Machine learning-based discovery and validation of diagnostic biomarkers for DKD.
(A) LASSO regression coefficient profile of genes differentially expressed in early vs. advanced DKD urinary cells. (B-G) Receiver operating characteristic (ROC) curves evaluating the diagnostic performance of PDK4, RHCG, and FBP1 in distinguishing DKD from controls in the training set (n = 40 DKD, 21 controls) and independent validation sets (n = 30 DKD, 42 controls). (H-I) Performance evaluation of multi-gene diagnostic models built using four machine learning algorithms in the training set (H) and independent validation set (n = 27 DKD, 9 controls) (I). (J) Box plots showing the expression levels of PDK4, RHCG, and FBP1 in control versus DKD groups (n = 21 controls, 40 DKD). Statistical significance was determined using the Wilcoxon rank-sum test; p-values are unadjusted. (*P < 0.05, **P < 0.01, ***P < 0.001). (K) Scatter plot with regression line showing the correlation between FBP1 expression and estimated glomerular filtration rate (eGFR) in DKD patients from the Nephroseq database.
Fig 6.
Expression patterns of diagnostic biomarkers in DKD kidney tissues.
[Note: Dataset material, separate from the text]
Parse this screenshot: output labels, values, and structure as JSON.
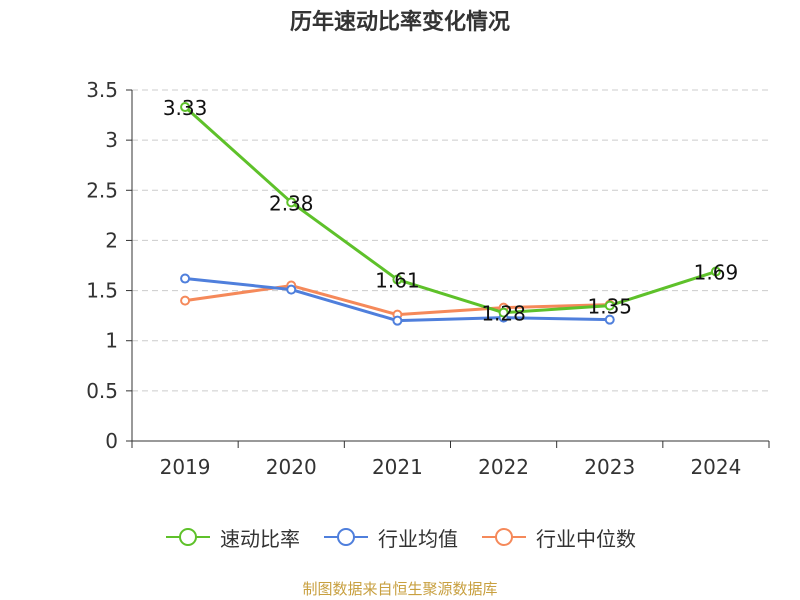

(A-B) Pseudotime and pathway analysis of kidney PTCs, GSVA enrichment scores showing pathways upregulated in normal PTC (top, blue) and Inj-PTC (bottom, blue).
Fig 7.
Spatial localization and functional enrichment of DKD diagnostic markers.
(A) UMAP projection of DKD kidney single cells (GSE131882), with feature plots showing the expression patterns of PDK4, RHCG, and FBP1. (B) Protein-protein interaction (PPI) network of the three hub genes and their co-expressed genes. (C) Bar plot of the top enriched KEGG pathways for the gene network. (D) Bar plot of the top enriched Gene Ontology (GO) terms, categorized into Biological Process (BP), Cellular Component (CC), and Molecular Function (MF). (E-G) Representative immunohistochemistry images from the Human Protein Atlas (HPA) database showing the protein expression of (E) PDK4, (F) FBP1, and (G) RHCG in normal human kidney tissue.